Butte, America’s Story Episode 257 - The Front Street Hub
Welcome to Butte, America’s Story. I’m your host, Dick Gibson.
Front Street in 1884 had to be a busy hub where visitors coming in by train got their first glimpse of the Richest Hill on Earth. It was somewhat isolated from the rest of Butte, which was about a mile or so up the hill, and until the middle 1890s it was technically in a separate community, South Butte. Because Main and Montana streets didn’t reach Front Street at that time, access to the Uptown and Butte proper was primarily via the branching extensions of Arizona and Utah, which then, as now, came down to the railroad terminal, which served the Utah & Northern in 1884.

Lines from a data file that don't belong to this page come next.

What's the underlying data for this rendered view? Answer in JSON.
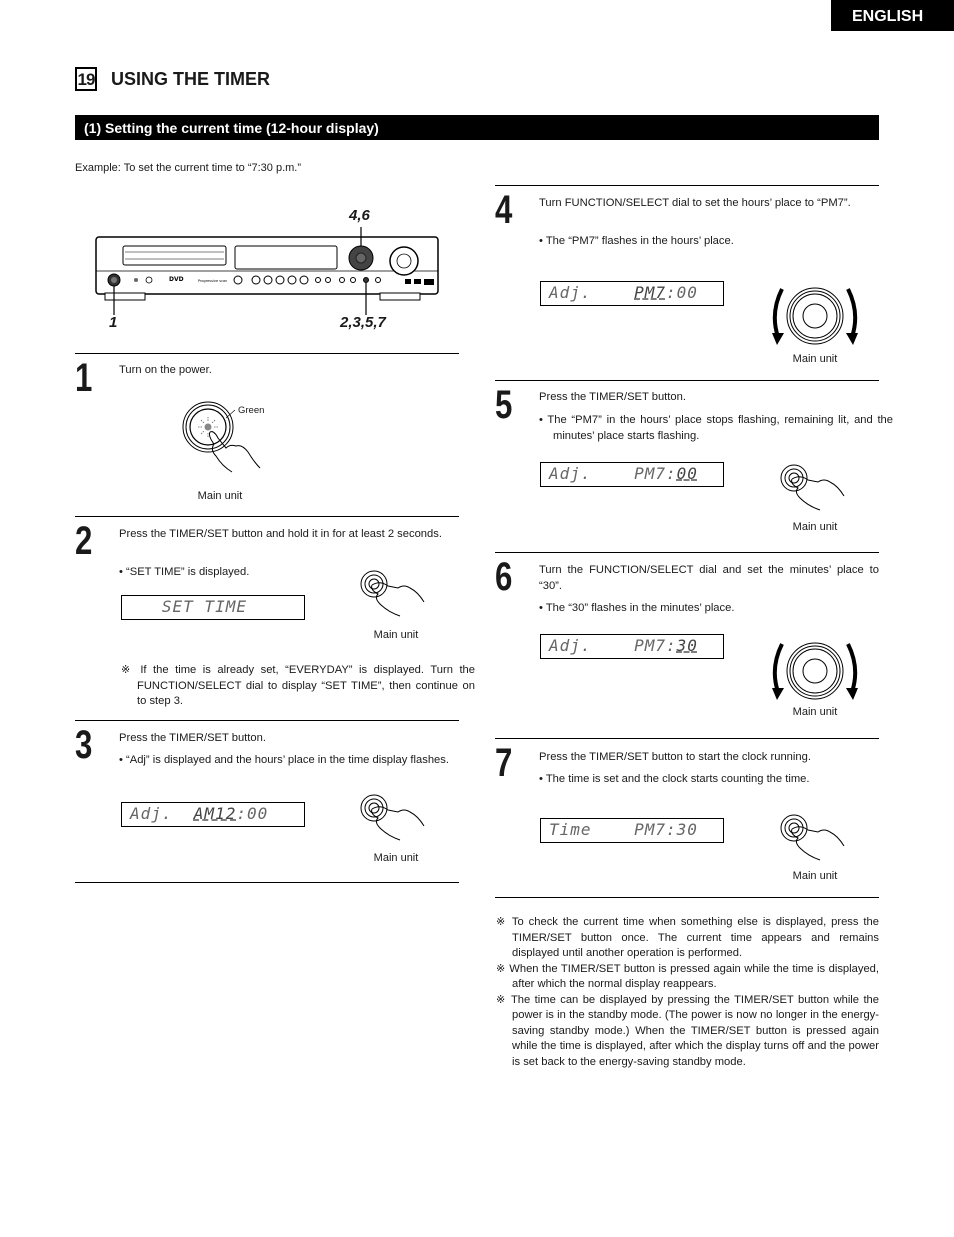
{
  "header": {
    "language_tab": "ENGLISH",
    "section_number": "19",
    "section_title": "USING THE TIMER",
    "subsection_title": "(1) Setting the current time (12-hour display)",
    "example": "Example:  To set the current time to “7:30 p.m.”"
  },
  "device_figure": {
    "callout_top": "4,6",
    "callout_left": "1",
    "callout_right": "2,3,5,7"
  },
  "steps": [
    {
      "number": "1",
      "instruction": "Turn on the power.",
      "figure": "power-button",
      "indicator_label": "Green",
      "caption": "Main unit"
    },
    {
      "number": "2",
      "instruction": "Press the TIMER/SET button and hold it in for at least 2 seconds.",
      "bullet": "•  “SET TIME” is displayed.",
      "display": {
        "prefix": "   SET TIME",
        "flash": "",
        "suffix": ""
      },
      "caption": "Main unit",
      "note": "※ If the time is already set, “EVERYDAY” is displayed. Turn the FUNCTION/SELECT dial to display “SET TIME”, then continue on to step 3."
    },
    {
      "number": "3",
      "instruction": "Press the TIMER/SET button.",
      "bullet": "•  “Adj” is displayed and the hours’ place in the time display flashes.",
      "display": {
        "prefix": "Adj.  ",
        "flash": "AM12",
        "suffix": ":00"
      },
      "caption": "Main unit"
    },
    {
      "number": "4",
      "instruction": "Turn FUNCTION/SELECT dial to set the hours’ place to “PM7”.",
      "bullet": "•  The “PM7” flashes in the hours’ place.",
      "display": {
        "prefix": "Adj.    ",
        "flash": "PM7",
        "suffix": ":00"
      },
      "caption": "Main unit"
    },
    {
      "number": "5",
      "instruction": "Press the TIMER/SET button.",
      "bullet": "•  The “PM7” in the hours’ place stops flashing, remaining lit, and the minutes’ place starts flashing.",
      "display": {
        "prefix": "Adj.    PM7:",
        "flash": "00",
        "suffix": ""
      },
      "caption": "Main unit"
    },
    {
      "number": "6",
      "instruction": "Turn the FUNCTION/SELECT dial and set the minutes’ place to “30”.",
      "bullet": "•  The “30” flashes in the minutes’ place.",
      "display": {
        "prefix": "Adj.    PM7:",
        "flash": "30",
        "suffix": ""
      },
      "caption": "Main unit"
    },
    {
      "number": "7",
      "instruction": "Press the TIMER/SET button to start the clock running.",
      "bullet": "•  The time is set and the clock starts counting the time.",
      "display": {
        "prefix": "Time    PM7:30",
        "flash": "",
        "suffix": ""
      },
      "caption": "Main unit"
    }
  ],
  "notes": [
    "※ To check the current time when something else is displayed, press the TIMER/SET button once.  The current time appears and remains displayed until another operation is performed.",
    "※ When the TIMER/SET button is pressed again while the time is displayed, after which the normal display reappears.",
    "※ The time can be displayed by pressing the TIMER/SET button while the power is in the standby mode.  (The power is now no longer in the energy-saving standby mode.)  When the TIMER/SET button is pressed again while the time is displayed, after which the display turns off and the power is set back to the energy-saving standby mode."
  ]
}
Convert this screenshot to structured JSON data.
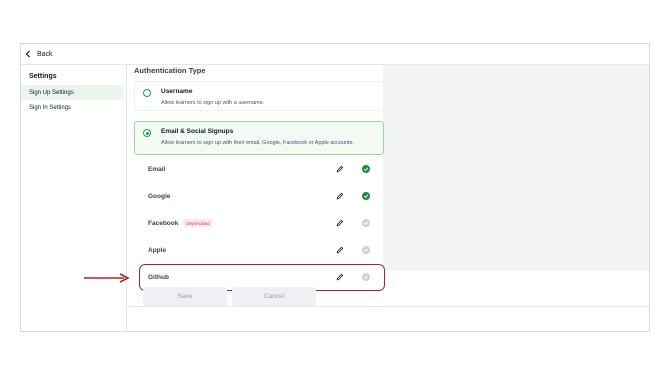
{
  "topbar": {
    "back_label": "Back"
  },
  "sidebar": {
    "title": "Settings",
    "items": [
      {
        "label": "Sign Up Settings",
        "active": true
      },
      {
        "label": "Sign In Settings",
        "active": false
      }
    ]
  },
  "main": {
    "section_title": "Authentication Type",
    "options": [
      {
        "title": "Username",
        "description": "Allow learners to sign up with a username.",
        "selected": false
      },
      {
        "title": "Email & Social Signups",
        "description": "Allow learners to sign up with their email, Google, Facebook or Apple accounts.",
        "selected": true
      }
    ],
    "providers": [
      {
        "name": "Email",
        "enabled": true
      },
      {
        "name": "Google",
        "enabled": true
      },
      {
        "name": "Facebook",
        "badge": "Deprecated",
        "enabled": false
      },
      {
        "name": "Apple",
        "enabled": false
      },
      {
        "name": "Github",
        "enabled": false
      }
    ],
    "buttons": {
      "save": "Save",
      "cancel": "Cancel"
    }
  },
  "colors": {
    "accent_green": "#22a04b",
    "check_enabled": "#1f8a3e",
    "check_disabled": "#c9d1dc",
    "highlight_red": "#a3262e"
  }
}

Both sides of the railway were dominated by the Montana Lumber & Produce Company with its mill. The three-story structure included the sawmill on the first level, a sash and door factory on the second, and a planing mill on the third floor. The mill even ran on Sundays and “frequently at night,” with lighting provided by kerosene lanterns -- but no smoking was allowed. Small buildings west of huge lumber piles included the boiler, a shed where shavings were collected by blowers, the iron-clad drying room, a 12,000-gallon water tank, an 18-foot-high 30,000-gallon oil tank, paint and varnish storage, and offices.
Montana Lumber’s freight offices across the tracks stored sashes, doors, wagons, paints, and oils in one building and hay, grain, and produce in another. To the east, Kirkendall & Brown’s warehouse held buggies, and continuing west on what would become Front Street was Northwestern Forwarding Company’s warehouse with hay and grain bins, across from a saloon and billiard hall on the northeastern corner of Utah and Front Streets.
A 2-story boarding house, near the same corner, was north of the Caplice, McCune & Co. station where they received and sent grain and produce to their stores in Walkerville, Butte, and elsewhere in southwest Montana. Caplice & McCune’s was across from the railroad freight depot along with J.E. Richards’ 2-story oil warehouse and Dolman’s hay and grain warehouse.
The passenger depot was conveniently located just a few steps from the Northwestern Hotel. A long low building along the tracks held coal and salt bins. A service building was on a rail spur south of the main line. The spur passed the main water tank, near the small open-air circle where engines were rotated—the predecessor to the roundhouse that eventually was built near there.
By 1888 the Utah & Northern had become the Montana Union Railroad, a joint venture between the Union Pacific and Northern Pacific. Montana Union operated but did not own the Utah & Northern Railroad, which was technically owned solely by the Union Pacific. Montana Union built a proper roundhouse near the Front Street station, with five tracks from the turntable together with a sixth track into a machine shop.
The Montana Lumber Company yard had come under the ownership of Lavell Brothers by 1888, and they had expanded the operation substantially. Front Street and the adjacent rail lines exemplified Butte’s meteoric growth in the late 1880s and early 1890s.